If Claude isn’t using a tool when you expect it to, be more explicit: “Use the filesystem tool to read /path/to/file”


Troubleshooting

“Server failed to start”: Check that the npm package is available. Run npx -y @modelcontextprotocol/server-[name] in your terminal to see the error.

“Tool not found”: The server may have started but Claude isn’t seeing the tools. Restart Claude Desktop/Code. Check that your JSON config is valid (no trailing commas, properly quoted strings).

API key errors: Double-check the env section of your config. Environment variables must be string values.

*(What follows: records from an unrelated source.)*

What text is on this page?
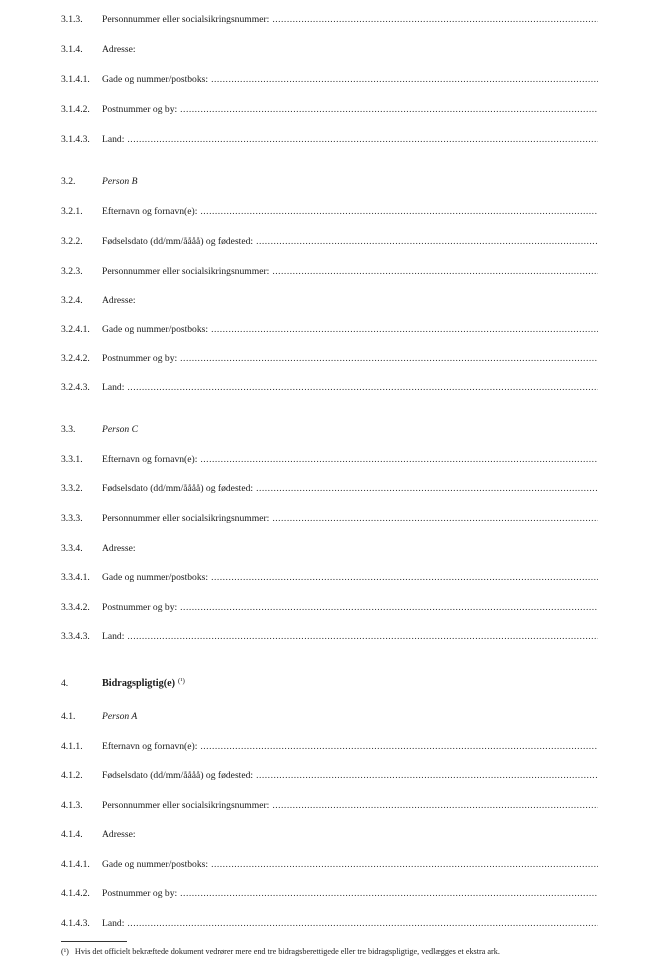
3.1.3.	Personnummer eller socialsikringsnummer:
.....
3.1.4.	Adresse:
3.1.4.1.	Gade og nummer/postboks:
.....
3.1.4.2.	Postnummer og by:
.....
3.1.4.3.	Land:
.....
3.2.	Person B
3.2.1.	Efternavn og fornavn(e):
.....
3.2.2.	Fødselsdato (dd/mm/åååå) og fødested:
.....
3.2.3.	Personnummer eller socialsikringsnummer:
.....
3.2.4.	Adresse:
3.2.4.1.	Gade og nummer/postboks:
.....
3.2.4.2.	Postnummer og by:
.....
3.2.4.3.	Land:
.....
3.3.	Person C
3.3.1.	Efternavn og fornavn(e):
.....
3.3.2.	Fødselsdato (dd/mm/åååå) og fødested:
.....
3.3.3.	Personnummer eller socialsikringsnummer:
.....
3.3.4.	Adresse:
3.3.4.1.	Gade og nummer/postboks:
.....
3.3.4.2.	Postnummer og by:
.....
3.3.4.3.	Land:
.....
4.	Bidragspligtig(e) (¹)
4.1.	Person A
4.1.1.	Efternavn og fornavn(e):
.....
4.1.2.	Fødselsdato (dd/mm/åååå) og fødested:
.....
4.1.3.	Personnummer eller socialsikringsnummer:
.....
4.1.4.	Adresse:
4.1.4.1.	Gade og nummer/postboks:
.....
4.1.4.2.	Postnummer og by:
.....
4.1.4.3.	Land:
.....
(¹) Hvis det officielt bekræftede dokument vedrører mere end tre bidragsberettigede eller tre bidragspligtige, vedlægges et ekstra ark.
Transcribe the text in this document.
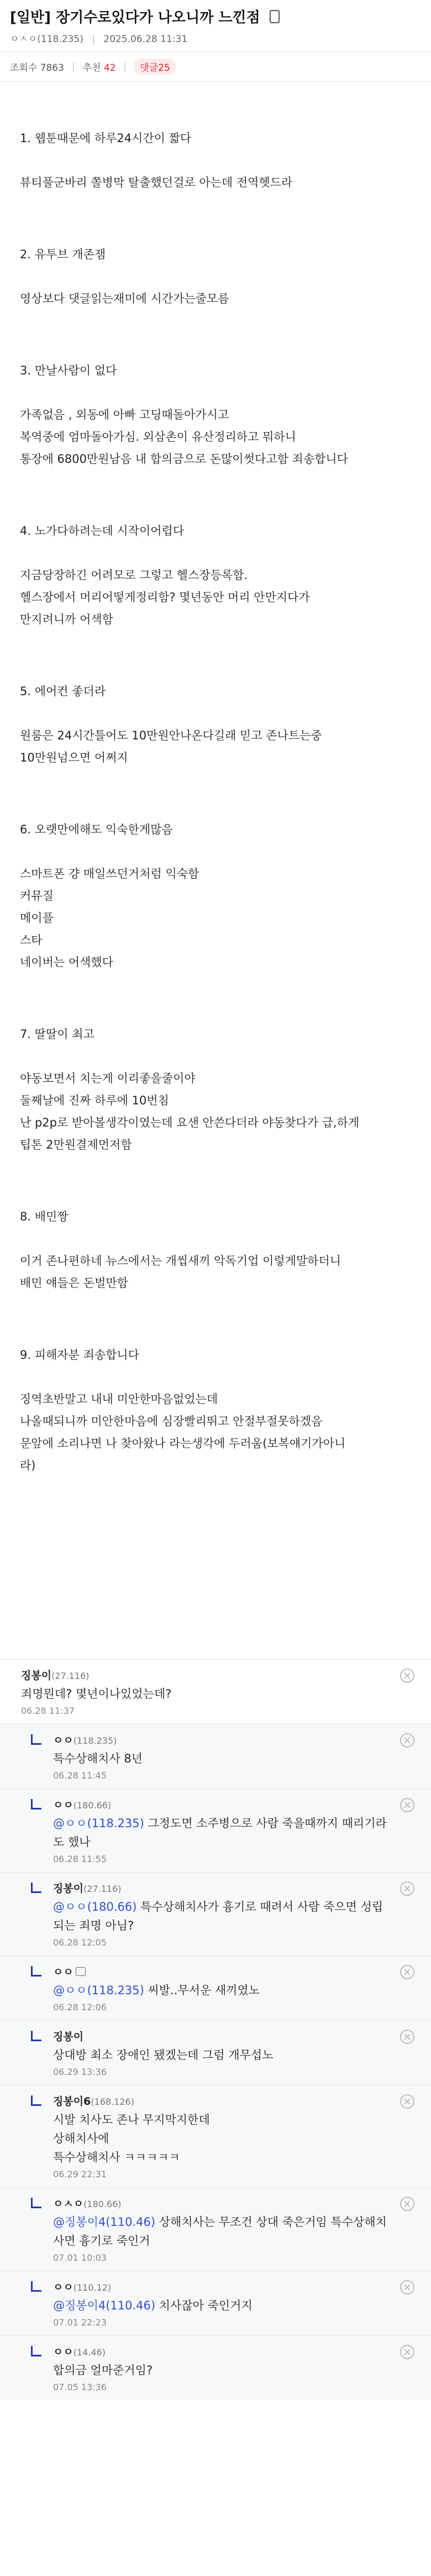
[일반] 장기수로있다가 나오니까 느낀점
ㅇㅅㅇ(118.235) | 2025.06.28 11:31
조회수 7863 | 추천 42 |	댓글25

1. 웹툰때문에 하루24시간이 짧다

뷰티풀군바리 쫄병막 탈출했던걸로 아는데 전역헷드라

2. 유투브 개존잼

영상보다 댓글읽는재미에 시간가는줄모름

3. 만날사람이 없다

가족없음 , 외동에 아빠 고딩때돌아가시고

복역중에 엄마돌아가심. 외삼촌이 유산정리하고 뭐하니

통장에 6800만원남음 내 합의금으로 돈많이썻다고함 죄송합니다

4. 노가다하려는데 시작이어렵다

지금당장하긴 어려모로 그렇고 헬스장등록함.

헬스장에서 머리어떻게정리함? 몇년동안 머리 안만지다가

만지려니까 어색함

5. 에어컨 좋더라

원룸은 24시간틀어도 10만원안나온다길래 믿고 존나트는중

10만원넘으면 어쩌지

6. 오랫만에해도 익숙한게많음

스마트폰 걍 매일쓰던거처럼 익숙함

커뮤질

메이플

스타

네이버는 어색했다

7. 딸딸이 최고

야동보면서 치는게 이리좋을줄이야

둘째날에 진짜 하루에 10번침

난 p2p로 받아볼생각이였는데 요샌 안쓴다더라 야동찾다가 급,하게

팁톤 2만원결제먼저함

8. 배민짱

이거 존나편하네 뉴스에서는 개씹새끼 악독기업 이렇게말하더니

배민 얘들은 돈벌만함

9. 피해자분 죄송합니다

징역초반말고 내내 미안한마음없었는데

나올때되니까 미안한마음에 심장빨리뛰고 안절부절못하겠음

문앞에 소리나면 나 찾아왔나 라는생각에 두러움(보복얘기가아니

라)

징봉이(27.116)
죄명뭔데? 몇년이나있었는데?
06.28 11:37
ㅇㅇ(118.235)
특수상해치사 8년
06.28 11:45
ㅇㅇ(180.66)
@ㅇㅇ(118.235) 그정도면 소주병으로 사람 죽을때까지 때리기라도 했나
06.28 11:55
징봉이(27.116)
@ㅇㅇ(180.66) 특수상해치사가 흉기로 때려서 사람 죽으면 성립되는 죄명 아님?
06.28 12:05
ㅇㅇ
@ㅇㅇ(118.235) 씨발..무서운 새끼였노
06.28 12:06
징봉이
상대방 최소 장애인 됐겠는데 그럼 개무섭노
06.29 13:36
징봉이6(168.126)
시발 치사도 존나 무지막지한데
상해치사에
특수상해치사 ㅋㅋㅋㅋㅋ
06.29 22:31
ㅇㅅㅇ(180.66)
@징봉이4(110.46) 상해치사는 무조건 상대 죽은거임 특수상해치사면 흉기로 죽인거
07.01 10:03
ㅇㅇ(110.12)
@징봉이4(110.46) 치사잖아 죽인거지
07.01 22:23
ㅇㅇ(14.46)
합의금 얼마준거임?
07.05 13:36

Permission errors on filesystem: The path you specified must exist and be readable by the Claude process.


Security Considerations

MCP servers have real access to real systems. Some cautions:

  • Give filesystem access only to directories Claude needs, not your entire home folder
  • Use read-only database credentials when possible for MCP database access
  • Be careful with MCP servers from untrusted sources — they execute arbitrary code
  • Don’t put API keys directly in config files that are version-controlled; use environment variable references instead

MCP gives Claude significant capabilities. The principle of least privilege applies: give each server exactly the access it needs, no more.